We achieve this with a staff of just 21 people. In this role, you will be working alongside our Site Reliability Engineer, Keturah Dola-Borg, and reporting to our CTO, Conor Schaefer. You will also work on developer environment changes and production deploys with Principal Web Developer Harris Lapiroff, and on security issues with our Security Engineer, Mickael E..
To apply, please send a short cover letter and your resume to <[email protected]> by October 25, 2019. Please include links to your prior technical work where appropriate. Freedom of the Press Foundation is an equal opportunity employer. Non-binary individuals, women, and minorities are strongly encouraged to apply.
The budgeted base salary range for this position is $90,000 to $110,000, but final compensation will depend on the successful candidate’s qualifications and prevailing payscale in their location.

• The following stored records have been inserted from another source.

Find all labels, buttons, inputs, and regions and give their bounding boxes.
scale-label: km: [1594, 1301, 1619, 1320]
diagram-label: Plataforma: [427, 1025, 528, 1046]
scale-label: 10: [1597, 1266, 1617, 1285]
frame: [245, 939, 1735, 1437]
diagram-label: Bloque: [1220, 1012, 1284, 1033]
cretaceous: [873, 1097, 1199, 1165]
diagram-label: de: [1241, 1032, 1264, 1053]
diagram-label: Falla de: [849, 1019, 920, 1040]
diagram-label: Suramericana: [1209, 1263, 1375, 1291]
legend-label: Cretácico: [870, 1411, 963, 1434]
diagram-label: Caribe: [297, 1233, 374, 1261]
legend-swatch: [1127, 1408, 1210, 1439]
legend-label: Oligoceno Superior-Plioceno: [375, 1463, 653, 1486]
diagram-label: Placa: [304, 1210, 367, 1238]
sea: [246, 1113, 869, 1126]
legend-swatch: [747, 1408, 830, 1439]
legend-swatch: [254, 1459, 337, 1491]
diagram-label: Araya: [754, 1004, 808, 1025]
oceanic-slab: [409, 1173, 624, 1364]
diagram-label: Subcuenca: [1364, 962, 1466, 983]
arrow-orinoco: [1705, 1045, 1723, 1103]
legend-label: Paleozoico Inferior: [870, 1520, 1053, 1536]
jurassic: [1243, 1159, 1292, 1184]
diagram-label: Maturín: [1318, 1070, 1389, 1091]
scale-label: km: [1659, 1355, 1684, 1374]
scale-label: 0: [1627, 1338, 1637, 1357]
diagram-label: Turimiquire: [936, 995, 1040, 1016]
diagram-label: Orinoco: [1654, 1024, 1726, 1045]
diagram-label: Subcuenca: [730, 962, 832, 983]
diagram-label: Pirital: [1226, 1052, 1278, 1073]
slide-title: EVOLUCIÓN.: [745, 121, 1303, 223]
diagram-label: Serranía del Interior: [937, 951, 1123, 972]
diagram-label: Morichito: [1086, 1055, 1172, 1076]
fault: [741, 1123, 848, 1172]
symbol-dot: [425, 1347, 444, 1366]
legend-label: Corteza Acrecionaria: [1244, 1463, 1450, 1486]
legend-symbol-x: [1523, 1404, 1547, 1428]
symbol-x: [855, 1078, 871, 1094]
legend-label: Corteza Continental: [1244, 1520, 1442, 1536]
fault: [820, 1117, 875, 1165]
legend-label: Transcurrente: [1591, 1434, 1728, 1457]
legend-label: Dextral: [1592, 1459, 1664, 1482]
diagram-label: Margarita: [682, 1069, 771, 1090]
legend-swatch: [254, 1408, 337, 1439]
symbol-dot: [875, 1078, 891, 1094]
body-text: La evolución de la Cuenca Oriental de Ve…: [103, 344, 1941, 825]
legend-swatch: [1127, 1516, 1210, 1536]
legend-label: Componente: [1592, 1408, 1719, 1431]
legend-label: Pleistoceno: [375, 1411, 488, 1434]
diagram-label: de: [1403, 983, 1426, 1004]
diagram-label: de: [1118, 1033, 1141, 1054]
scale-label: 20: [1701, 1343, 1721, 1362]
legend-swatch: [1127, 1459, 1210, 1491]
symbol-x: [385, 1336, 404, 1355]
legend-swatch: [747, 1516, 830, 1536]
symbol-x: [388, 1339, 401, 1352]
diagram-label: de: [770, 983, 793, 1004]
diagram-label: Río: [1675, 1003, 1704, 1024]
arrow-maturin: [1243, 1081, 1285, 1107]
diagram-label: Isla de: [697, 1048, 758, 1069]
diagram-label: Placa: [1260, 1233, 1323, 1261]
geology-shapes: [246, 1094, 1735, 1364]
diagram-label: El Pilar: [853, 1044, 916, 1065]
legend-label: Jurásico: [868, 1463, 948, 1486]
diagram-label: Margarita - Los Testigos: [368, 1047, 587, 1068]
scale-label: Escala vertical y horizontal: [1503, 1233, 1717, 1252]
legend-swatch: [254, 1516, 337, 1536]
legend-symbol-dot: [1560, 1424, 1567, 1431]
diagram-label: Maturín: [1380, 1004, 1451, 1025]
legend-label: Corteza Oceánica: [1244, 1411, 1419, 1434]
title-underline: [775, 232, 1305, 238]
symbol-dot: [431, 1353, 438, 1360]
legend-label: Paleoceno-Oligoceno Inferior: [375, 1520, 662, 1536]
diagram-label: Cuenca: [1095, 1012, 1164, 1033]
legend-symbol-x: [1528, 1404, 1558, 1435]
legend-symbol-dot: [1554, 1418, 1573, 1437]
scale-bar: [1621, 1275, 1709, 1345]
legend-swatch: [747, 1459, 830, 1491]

Benefits of the job include a competitive nonprofit salary, trans-inclusive health (United Healthcare Select Plus) and dental insurance, 20 days of personal time off, 13 paid holidays plus the week between Christmas and New Year’s Day, 401(k) program with employer match, and commuter benefits. We are happy to answer any questions about these benefits. We value work-life balance, we try to foster a kind, inclusive and collaborative culture, and we adhere to a Code of Conduct to strengthen and protect that culture. We strive to be disability- and family-friendly, and can work with you on a core/flexible hours workday configuration if necessary, as well as any other accessibility accommodations you may require.